The path to clean mobility should not matter. Some vehicles are better with batteries. In some others, hydrogen fuel cells may be the only solution possible despite a lower efficiency. Yet, Herbert Diess has been very vocal against fuel cells – perhaps because the Volkswagen Group bet billions of dollars in battery-electric cars.
Jim Glickenhaus saw an opportunity there: challenging Diess to pit the VW ID.4 Norra against the SCG Boot with fuel cells.
This is not the first time Glickenhaus calls a bluff. He also defied Elon Musk to take the Tesla Cybertruck to the 2023 Baja 1000 to try to beat the SGG Boot. His argument is respectable: if cars with battery packs are so superior, it should not be difficult to top his fuel cell vehicle in the competition.
The ID.4 that competed at the Norra Mexican 1000 had to charge between stages with a portable biofuel-powered generator connected to a 50 kW flat charger. It was also towed between stages in which the generator was not available, charging thanks to its regenerative braking. Volkswagen did not say what powered the cars that pulled the ID.4.

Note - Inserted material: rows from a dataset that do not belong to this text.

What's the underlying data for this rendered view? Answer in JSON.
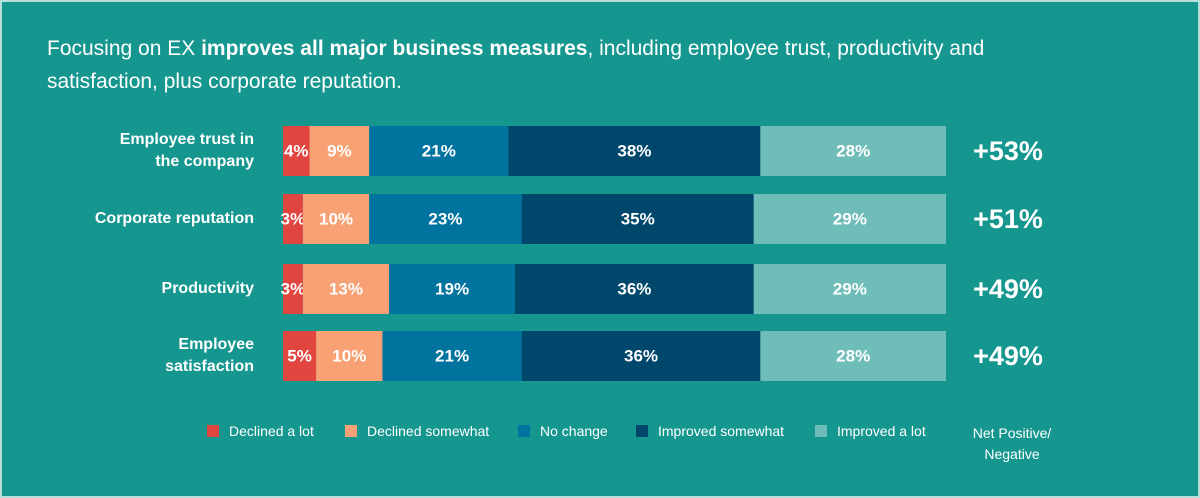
{
  "chart_data": {
    "type": "stacked-bar-horizontal",
    "title_before": "Focusing on EX ",
    "title_bold": "improves all major business measures",
    "title_after": ", including employee trust, productivity and satisfaction, plus corporate reputation.",
    "categories": [
      "Employee trust in the company",
      "Corporate reputation",
      "Productivity",
      "Employee satisfaction"
    ],
    "xlim": [
      0,
      100
    ],
    "series": [
      {
        "name": "Declined a lot",
        "color": "#e1453f",
        "values": [
          4,
          3,
          3,
          5
        ],
        "value_labels": [
          "4%",
          "3%",
          "3%",
          "5%"
        ]
      },
      {
        "name": "Declined somewhat",
        "color": "#f8a175",
        "values": [
          9,
          10,
          13,
          10
        ],
        "value_labels": [
          "9%",
          "10%",
          "13%",
          "10%"
        ]
      },
      {
        "name": "No change",
        "color": "#00739f",
        "values": [
          21,
          23,
          19,
          21
        ],
        "value_labels": [
          "21%",
          "23%",
          "19%",
          "21%"
        ]
      },
      {
        "name": "Improved somewhat",
        "color": "#00476c",
        "values": [
          38,
          35,
          36,
          36
        ],
        "value_labels": [
          "38%",
          "35%",
          "36%",
          "36%"
        ]
      },
      {
        "name": "Improved a lot",
        "color": "#6fbdb9",
        "values": [
          28,
          29,
          29,
          28
        ],
        "value_labels": [
          "28%",
          "29%",
          "29%",
          "28%"
        ]
      }
    ],
    "net_title": "Net Positive/ Negative",
    "net_values": [
      53,
      51,
      49,
      49
    ],
    "net_labels": [
      "+53%",
      "+51%",
      "+49%",
      "+49%"
    ]
  }
}
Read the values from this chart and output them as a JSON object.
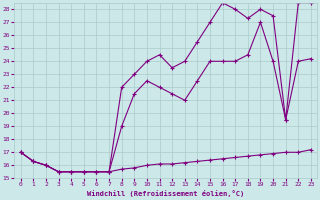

In competitions, refuelling with hydrogen or swapping the battery pack – as Kyle Seggelin did with his converted 1986 Toyota 4Runner – is an obvious advantage. It may also be helpful for people that have to travel long distances and have little time to spare at charging stations.
These are good examples that sticking with a single solution will not work for all cases. The argument that BEVs are more efficient than hydrogen only applies to the conventional vehicles with fuel cells automakers insist on presenting, such as the Toyota Mirai and the Hyundai Nexo.
Riversimple made a lightweight vehicle with fuel cells that could achieve 300 MPGe: its first prototype. The Rasa – the company's production vehicle – gets “only” 200 MPGe. According to EPA, the most efficient car for sale in the US today is the Tesla Model 3 Standard Range Plus, with 142 MPGe. Being heavier, the Long Range gets only 134 MPGe. We’re waiting for the Lucid Air or the Mercedes-Benz EQS to present their numbers. Although they’ll be better than Tesla’s, we doubt they will reach 200 MPGe.
We’re also waiting for Diess’s reply. Glickenhaus challenged the Cybertruck for the 2023 Baja 1000, but he said the SCG Boot could meet the ID.4 “Norra” in the 2022 edition, which means the fuel cell pickup truck will be ready next year, waiting for anyone to prove they can be any better. Again, we’re waiting.